Artistes : Alicia Adamerovich (Brooklyn) + Sessa Englund (Los Angeles)
Vernissage : Jeudi 31 octobre 2019, 17h30 à 20h30
Exposition : 31 octobre 2019 – 14 décembre 2019

Le creux moelleux d’un fauteuil, les feuilles friables et jaunies de tournesols séchés, un résidu collant sur des bottes en peau de serpent ; tous des indices qui manifestent l’étonnante propension des objets à imprégner nos mouvements et notre façon de vivre. Les objets qu’Alicia Adamerovich (Brooklyn, É.-U.) dépeint avec justesse dans ses dessins au crayon de graphite tout comme ceux que Sessa Englund (Los Angeles, É.-U.) sélectionne, puis intègre à ses sculptures précaires, transcendent leur sens premier. Ces objets choisis servent de liant entre le monde tangible et la sphère immatérielle ; ils dévoilent des pans de l’identité des deux artistes à travers une superposition de métaphores. L’exposition Wild Objects fait référence à un système où la rationalité des objets se confronte à l’irrationalité de l’être. Cette contradiction permet d’accueillir de nouveaux symboles d’enchantement.

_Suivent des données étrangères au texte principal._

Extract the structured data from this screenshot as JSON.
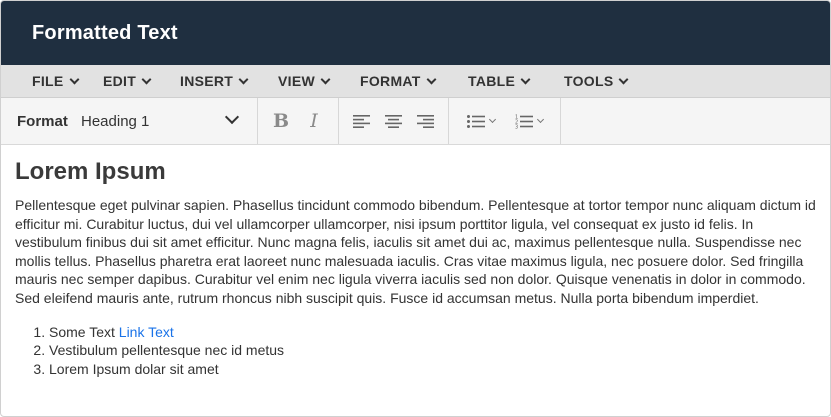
{
  "window": {
    "title": "Formatted Text"
  },
  "menubar": {
    "items": [
      {
        "label": "FILE"
      },
      {
        "label": "EDIT"
      },
      {
        "label": "INSERT"
      },
      {
        "label": "VIEW"
      },
      {
        "label": "FORMAT"
      },
      {
        "label": "TABLE"
      },
      {
        "label": "TOOLS"
      }
    ]
  },
  "toolbar": {
    "format_label": "Format",
    "format_value": "Heading 1",
    "bold_glyph": "B",
    "italic_glyph": "I",
    "icons": [
      "bold-icon",
      "italic-icon",
      "align-left-icon",
      "align-center-icon",
      "align-right-icon",
      "bullet-list-icon",
      "numbered-list-icon"
    ]
  },
  "document": {
    "heading": "Lorem Ipsum",
    "paragraph": "Pellentesque eget pulvinar sapien. Phasellus tincidunt commodo bibendum. Pellentesque at tortor tempor nunc aliquam dictum id efficitur mi. Curabitur luctus, dui vel ullamcorper ullamcorper, nisi ipsum porttitor ligula, vel consequat ex justo id felis. In vestibulum finibus dui sit amet efficitur. Nunc magna felis, iaculis sit amet dui ac, maximus pellentesque nulla. Suspendisse nec mollis tellus. Phasellus pharetra erat laoreet nunc malesuada iaculis. Cras vitae maximus ligula, nec posuere dolor. Sed fringilla mauris nec semper dapibus. Curabitur vel enim nec ligula viverra iaculis sed non dolor. Quisque venenatis in dolor in commodo. Sed eleifend mauris ante, rutrum rhoncus nibh suscipit quis. Fusce id accumsan metus. Nulla porta bibendum imperdiet.",
    "list": [
      {
        "text": "Some Text ",
        "link": "Link Text"
      },
      {
        "text": "Vestibulum pellentesque nec id metus"
      },
      {
        "text": "Lorem Ipsum dolar sit amet"
      }
    ]
  },
  "colors": {
    "titlebar_bg": "#1f2f40",
    "menubar_bg": "#e2e2e2",
    "toolbar_bg": "#f5f5f5",
    "link": "#1a73e8"
  }
}
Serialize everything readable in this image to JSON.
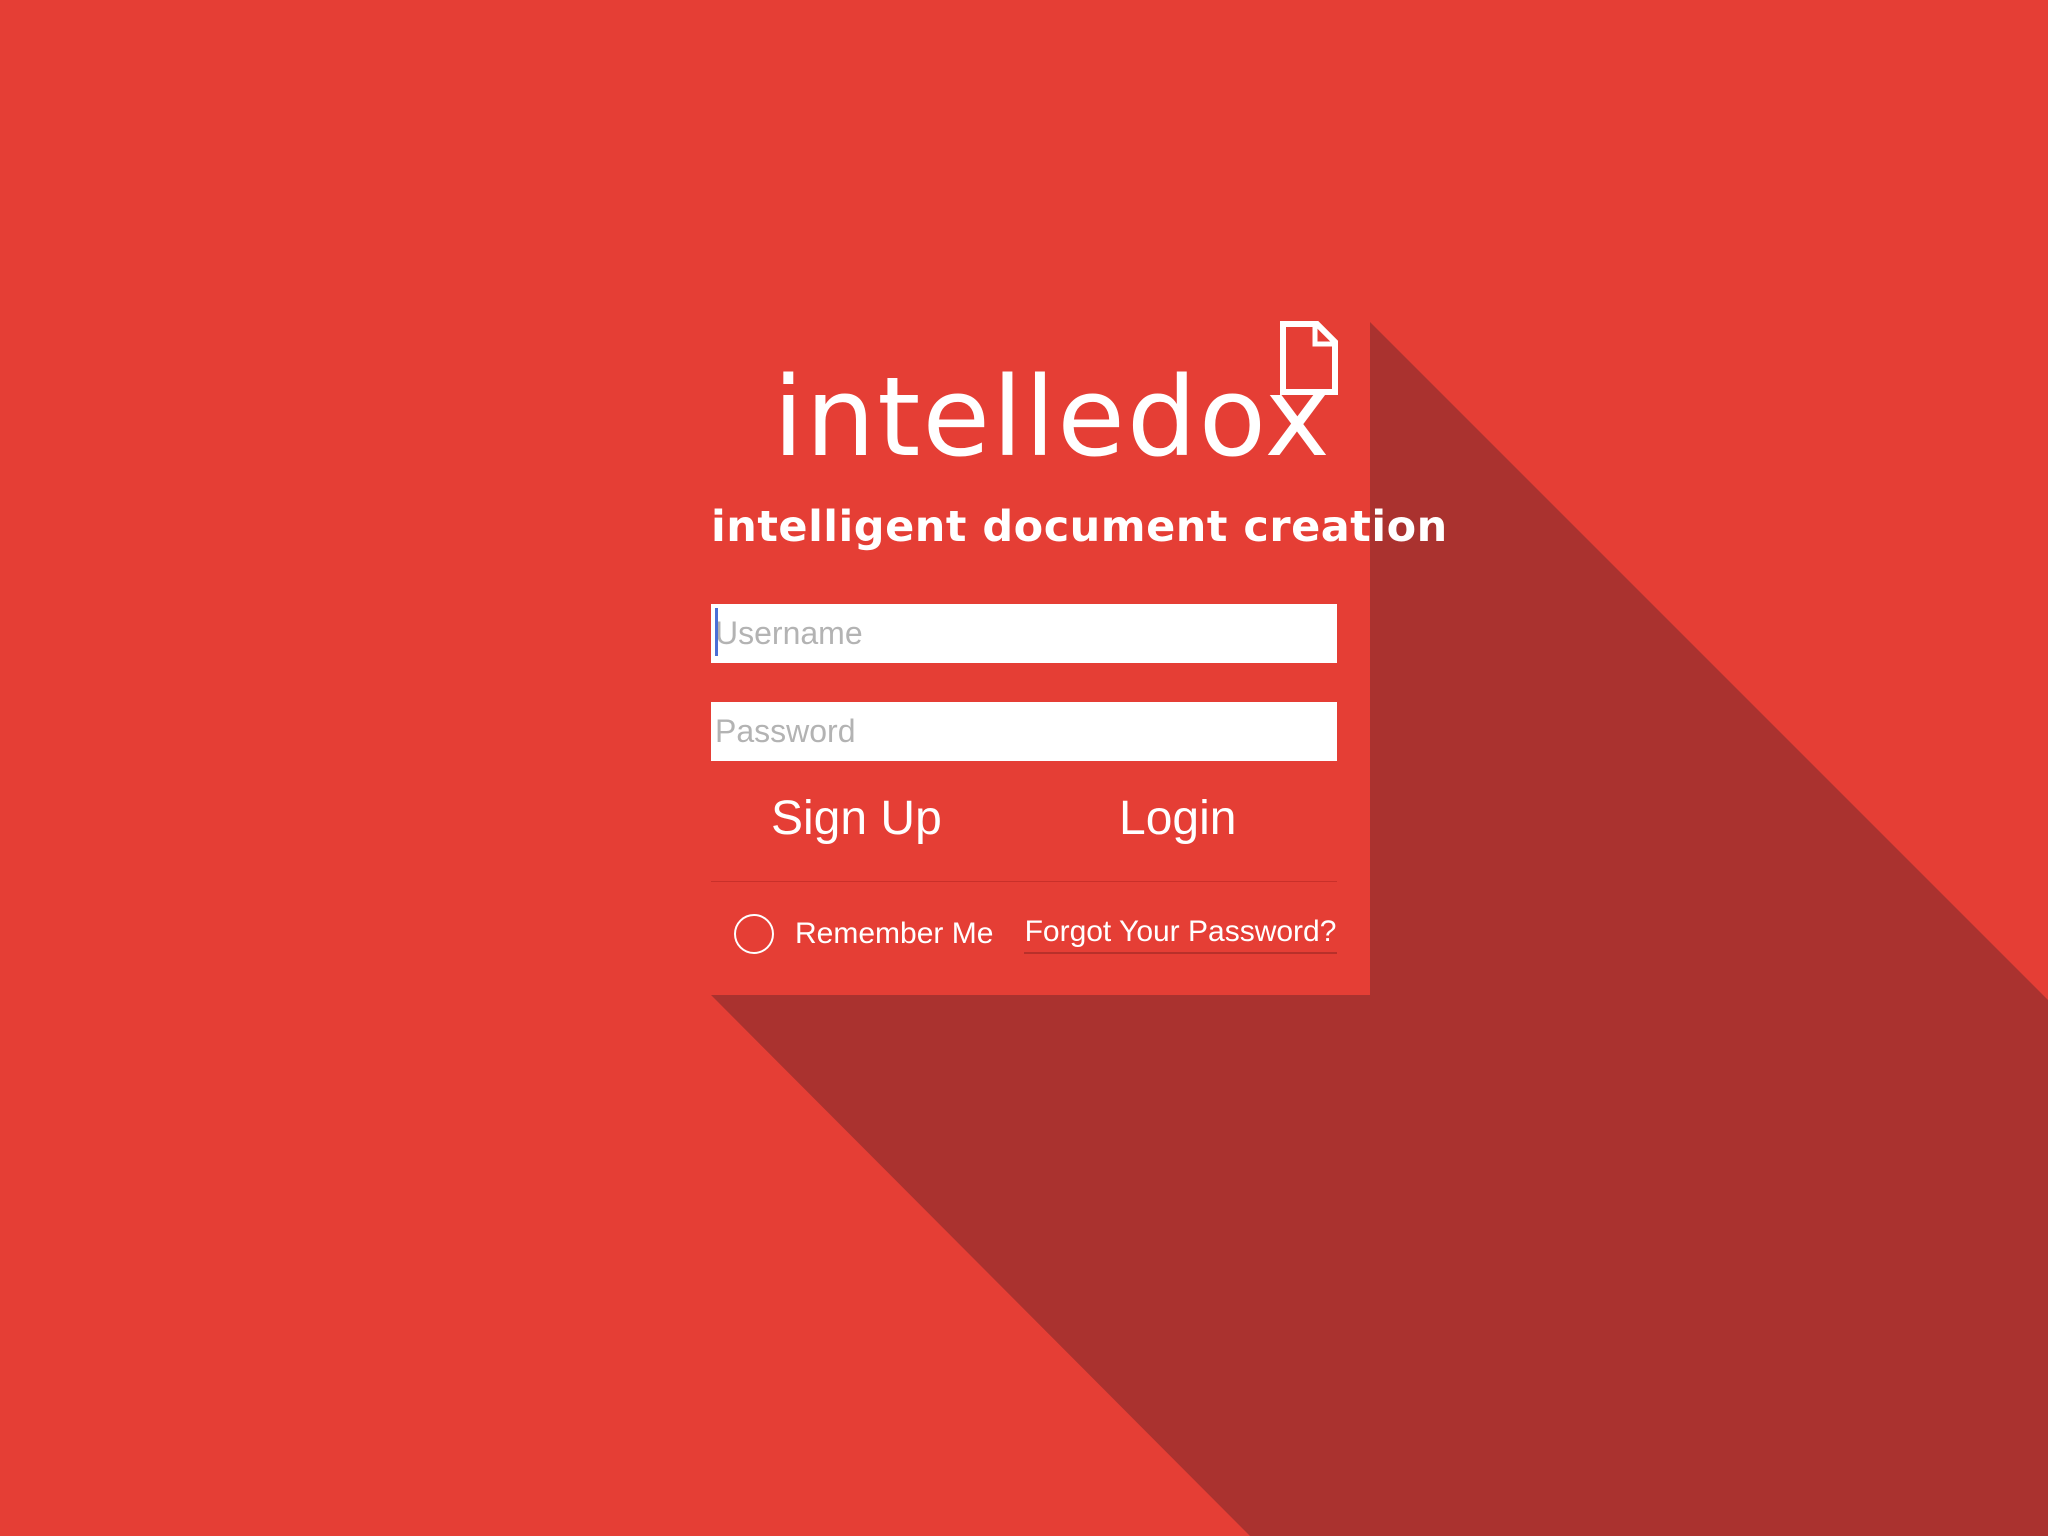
{
  "brand": {
    "name": "intelledox",
    "tagline": "intelligent document creation",
    "logo_icon": "document-icon"
  },
  "form": {
    "username_placeholder": "Username",
    "username_value": "",
    "password_placeholder": "Password",
    "password_value": "",
    "sign_up_label": "Sign Up",
    "login_label": "Login",
    "remember_me_label": "Remember Me",
    "remember_me_checked": false,
    "forgot_password_label": "Forgot Your Password?"
  },
  "colors": {
    "background": "#e53e35",
    "long_shadow": "#aa322f",
    "text": "#ffffff",
    "caret": "#4a6fd6"
  }
}
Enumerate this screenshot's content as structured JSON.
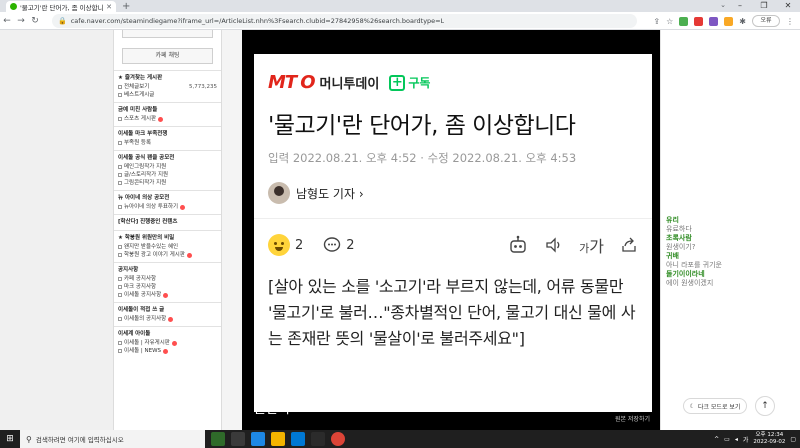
{
  "browser": {
    "tab_title": "'물고기'란 단어가, 좀 이상합니다",
    "new_tab": "+",
    "url": "cafe.naver.com/steamindiegame?iframe_url=/ArticleList.nhn%3Fsearch.clubid=27842958%26search.boardtype=L",
    "window_controls": [
      "–",
      "❐",
      "✕"
    ],
    "profile_label": "오류"
  },
  "sidebar": {
    "chat_button": "카페 채팅",
    "sections": [
      {
        "header": "★ 즐겨찾는 게시판",
        "items": [
          {
            "label": "전체글보기",
            "count": "5,773,235"
          },
          {
            "label": "베스트게시글"
          }
        ]
      },
      {
        "header": "금예 미친 사람들",
        "items": [
          {
            "label": "스포츠 게시판",
            "badge": true
          }
        ]
      },
      {
        "header": "이세돌 마크 부족전쟁",
        "items": [
          {
            "label": "부족원 등록"
          }
        ]
      },
      {
        "header": "이세돌 공식 팬클 공모전",
        "items": [
          {
            "label": "메인그림작가 지원"
          },
          {
            "label": "글/스토리작가 지원"
          },
          {
            "label": "그림콘티작가 지원"
          }
        ]
      },
      {
        "header": "뉴 아이네 의상 공모전",
        "items": [
          {
            "label": "뉴아이네 의상 투표하기",
            "badge": true
          }
        ]
      },
      {
        "header": "[학산다] 진행중인 컨텐츠",
        "items": []
      },
      {
        "header": "★ 학붕원 위원만의 비밀",
        "items": [
          {
            "label": "왠지만 받을수있는 혜인"
          },
          {
            "label": "학붕원 광고 이야기 게시판",
            "badge": true
          }
        ]
      },
      {
        "header": "공지사항",
        "items": [
          {
            "label": "카페 공지사항"
          },
          {
            "label": "마크 공지사항"
          },
          {
            "label": "이세돌 공지사항",
            "badge": true
          }
        ]
      },
      {
        "header": "이세돌이 적접 쓰 글",
        "items": [
          {
            "label": "이세돌의 공지사항",
            "badge": true
          }
        ]
      },
      {
        "header": "이세계 아이돌",
        "items": [
          {
            "label": "이세돌 | 자유게시판",
            "badge": true
          },
          {
            "label": "이세돌 | NEWS",
            "badge": true
          }
        ]
      }
    ]
  },
  "video": {
    "logo_mt": "MT",
    "logo_o": "O",
    "logo_name": "머니투데이",
    "subscribe_plus": "+",
    "subscribe_label": "구독",
    "headline": "'물고기'란 단어가, 좀 이상합니다",
    "dates": "입력 2022.08.21. 오후 4:52 · 수정 2022.08.21. 오후 4:53",
    "author": "남형도 기자 ›",
    "reaction_count": "2",
    "comment_count": "2",
    "text_size_small": "가",
    "text_size_big": "가",
    "quote": "[살아 있는 소를 '소고기'라 부르지 않는데, 어류 동물만 '물고기'로 불러…\"종차별적인 단어, 물고기 대신 물에 사는 존재란 뜻의 '물살이'로 불러주세요\"]",
    "subtitle": "물살이 ㅋㅋㅋㅋㅋㅋ",
    "credit": "원본 저장하기"
  },
  "chat": {
    "messages": [
      {
        "name": "유리",
        "msg": "유료하다"
      },
      {
        "name": "초록사람",
        "msg": "원생이기?"
      },
      {
        "name": "귀배",
        "msg": "아니 라포를 귀기운"
      },
      {
        "name": "둘기이이라네",
        "msg": "에이 원생이겠지"
      }
    ],
    "dark_mode_label": "다크 모드로 보기",
    "dark_mode_icon": "☾",
    "scroll_top": "↑"
  },
  "taskbar": {
    "search_placeholder": "검색하려면 여기에 입력하십시오",
    "tray_lang": "가",
    "time": "오후 12:34",
    "date": "2022-09-02"
  },
  "colors": {
    "mt_red": "#e1251b",
    "naver_green": "#03c75a",
    "chat_name_green": "#2e8b22"
  }
}
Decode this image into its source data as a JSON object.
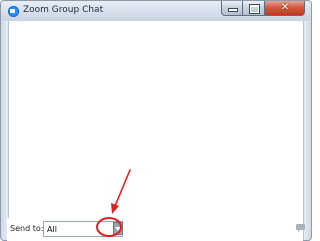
{
  "window": {
    "title": "Zoom Group Chat",
    "app_icon": "zoom-icon",
    "controls": {
      "minimize_icon": "minimize-icon",
      "maximize_icon": "maximize-icon",
      "close_icon": "close-icon",
      "close_glyph": "✕"
    }
  },
  "footer": {
    "send_to_label": "Send to:",
    "send_to_value": "All",
    "dropdown_icon": "chevron-down-icon",
    "chat_icon": "chat-bubble-icon"
  },
  "annotation": {
    "color": "#e02020",
    "arrow_icon": "red-arrow-icon",
    "circle_icon": "red-circle-highlight"
  },
  "colors": {
    "title_bar": "#d6dfea",
    "close_button": "#c23a1e",
    "zoom_blue": "#2d8cff"
  }
}
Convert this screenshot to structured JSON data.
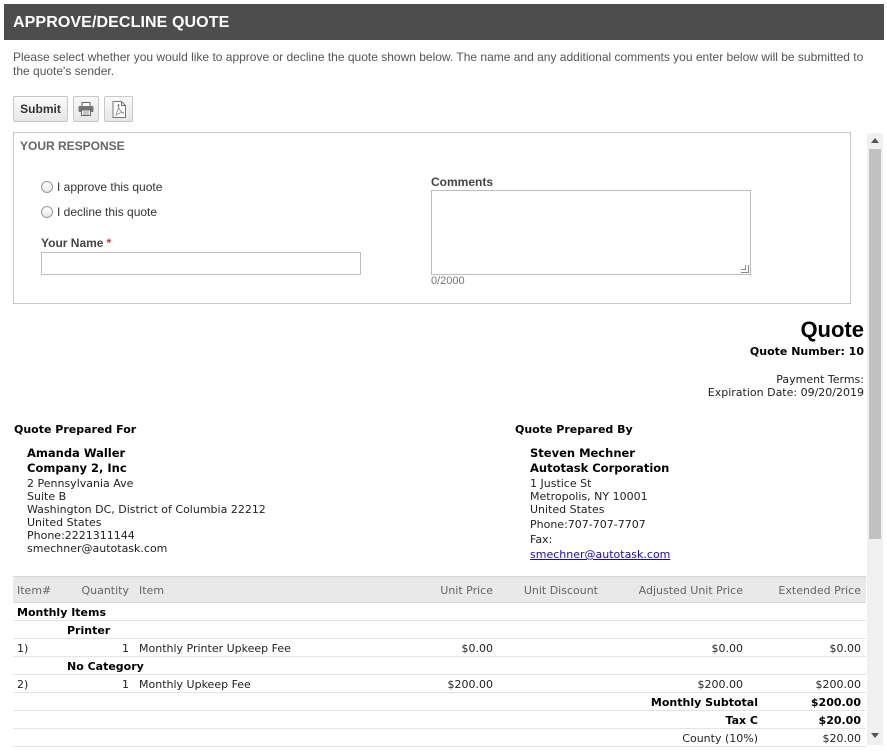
{
  "header": {
    "title": "APPROVE/DECLINE QUOTE"
  },
  "instructions": "Please select whether you would like to approve or decline the quote shown below. The name and any additional comments you enter below will be submitted to the quote's sender.",
  "toolbar": {
    "submit_label": "Submit",
    "print_icon": "printer-icon",
    "pdf_icon": "pdf-icon"
  },
  "response": {
    "title": "YOUR RESPONSE",
    "approve_label": "I approve this quote",
    "decline_label": "I decline this quote",
    "name_label": "Your Name",
    "required_marker": "*",
    "name_value": "",
    "comments_label": "Comments",
    "comments_value": "",
    "char_count": "0/2000"
  },
  "quote": {
    "title": "Quote",
    "number": "Quote Number: 10",
    "payment_terms": "Payment Terms:",
    "expiration": "Expiration Date: 09/20/2019",
    "prepared_for": {
      "heading": "Quote Prepared For",
      "name": "Amanda Waller",
      "company": "Company 2, Inc",
      "lines": [
        "2 Pennsylvania Ave",
        "Suite B",
        "Washington DC, District of Columbia 22212",
        "United States",
        "Phone:2221311144",
        "smechner@autotask.com"
      ]
    },
    "prepared_by": {
      "heading": "Quote Prepared By",
      "name": "Steven Mechner",
      "company": "Autotask Corporation",
      "lines": [
        "1 Justice St",
        "Metropolis, NY 10001",
        "United States",
        "Phone:707-707-7707",
        "Fax:"
      ],
      "email": "smechner@autotask.com"
    }
  },
  "items_table": {
    "columns": [
      "Item#",
      "Quantity",
      "Item",
      "Unit Price",
      "Unit Discount",
      "Adjusted Unit Price",
      "Extended Price"
    ],
    "group": "Monthly Items",
    "categories": [
      {
        "name": "Printer",
        "row": {
          "num": "1)",
          "qty": "1",
          "item": "Monthly Printer Upkeep Fee",
          "unit_price": "$0.00",
          "discount": "",
          "adjusted": "$0.00",
          "extended": "$0.00"
        }
      },
      {
        "name": "No Category",
        "row": {
          "num": "2)",
          "qty": "1",
          "item": "Monthly Upkeep Fee",
          "unit_price": "$200.00",
          "discount": "",
          "adjusted": "$200.00",
          "extended": "$200.00"
        }
      }
    ],
    "subtotal_label": "Monthly Subtotal",
    "subtotal_value": "$200.00",
    "tax_label": "Tax C",
    "tax_value": "$20.00",
    "county_label": "County (10%)",
    "county_value": "$20.00"
  }
}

La douceur et la malléabilité des matériaux que Sessa Englund utilise, comme la pâte d’amandes, le silicone et le latex, s’opposent à la singularité du verre, de la résine, de la flore séchée et des objets trouvés. Cette dichotomie renforce la vulnérabilité qui se dégage déjà des œuvres. Dans la série A Fool’s Errands, les tiges longues et frêles des tournesols séchés maintiennent leur équilibre grâce à de la pâte d’amandes délicatement façonnée. Nous nous imaginons aussitôt la chair chaude des mains qui pétrit la pâte jusqu’à en faire un baume, qui l’applique avec une douce pression à la base des fleurs démesurément grandes, pour les soutenir. Si les tournesols ont perdu leur constitution robuste et optimiste de leur jeunesse, ils disposent encore de suffisamment de force pour se tenir et, contre toute attente, tromper la gravité. De nature moins anthropomorphique, mais conservant néanmoins une touche de mémoire et de vie, une paire de bottes à talons hauts tape-à-l’œil est balancée par terre, comme si le propriétaire venait de se déchausser et d’abandonner ses chaussures, après une dure journée de travail. La texture séduisante de la substance qui recouvre les semelles fait rêver. Nous nous imaginons une créature qui pourrait marcher ou flotter, sans salir la silicone blanche. Grâce à l’entre-deux que Sessa Englund génère — en étrangéisant le familier et en provoquant la collision troublante entre des matériaux et des objets —, l’artiste commande une lecture attentive des objets et une attitude empathique à l’égard de ceux auxquels nous choisissons de nous identifier.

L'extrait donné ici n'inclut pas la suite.